Monday, August 21, 2006

hmmm

i guess i'm afraid of death. most people seem to be -- we cling to what we view as life, as if we can somehow control its outcome by digging our heels into the ground and refusing to move in any direction that smacks of mortality. since i'm practicing for academic sounding papers for this next year, i'll explain what i mean in scintillating detail -- you can jump ahead if it bores you -- surely the number of age-defying skin creams is proof enough of our fear of change, ultimately the change of life as we know it on earth.

so much for detail. this post was started with the realization that i find earthy, pungent imagery so powerful because it reminds me of life, the opposite of death. things like sweat, smells, dirt, the ironic mix of grace and awkwardness in so many situations...all these are physical rods and staves to hang on to when the valley of the shadow of death looms near.

Saturday, August 19, 2006

rollercoasting

your crush-caffeinated mind jumps
500 miles high,
waving at wacky and wondrous
cloudvisions of love
before plummeting, wingless,
to reality's harsh gravel.

20

when life stretches before you like
a vast shining lake,
every ripple reflecting the light
of potent possibility.

today i am a man

actually, i'm not a man. but that's a line i heard from a harry partch recording and it has stuck with me. it communicates having reached something, having passed a landmark of some kind. today i am a man because today i have achieved the state of getting hem...hemmr...i can't seem to remember how to spell it. no matter, not really table conversation anyway.

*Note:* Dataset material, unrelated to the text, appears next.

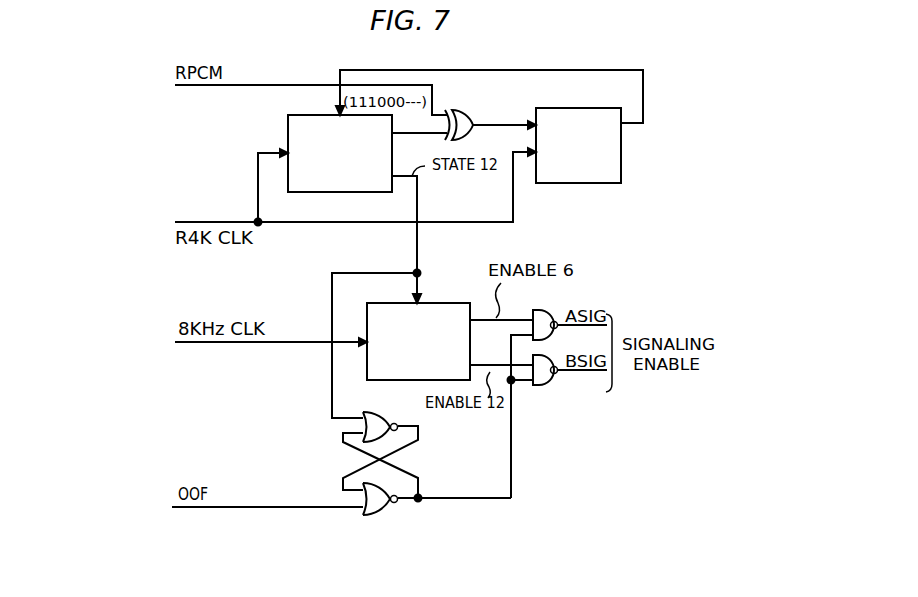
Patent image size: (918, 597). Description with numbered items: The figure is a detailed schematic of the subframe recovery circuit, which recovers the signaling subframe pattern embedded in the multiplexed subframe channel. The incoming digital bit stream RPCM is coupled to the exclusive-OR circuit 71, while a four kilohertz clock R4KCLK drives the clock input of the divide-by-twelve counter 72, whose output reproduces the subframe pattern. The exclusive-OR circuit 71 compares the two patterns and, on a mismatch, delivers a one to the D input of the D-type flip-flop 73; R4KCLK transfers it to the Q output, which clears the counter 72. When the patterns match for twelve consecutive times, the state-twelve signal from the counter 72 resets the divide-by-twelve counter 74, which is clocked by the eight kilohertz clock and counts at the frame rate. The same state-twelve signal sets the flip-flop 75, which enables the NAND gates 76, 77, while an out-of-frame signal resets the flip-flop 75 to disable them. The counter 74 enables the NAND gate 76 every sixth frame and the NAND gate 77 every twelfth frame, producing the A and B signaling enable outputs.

and i have no further reflections on this topic, except to express a fervent wish to find said harry partch recording.

Friday, August 18, 2006

friday evening

this is what i like.

sitting side by side,
our thoughts flicker and flow
parallel to each other
like twin raindrops on a sweaty window.

alone i wander through the varied paths of thought.
but you are there,
drawing me awake
to the planes of your sweet craggy face.

the earth spins more wildly than we know.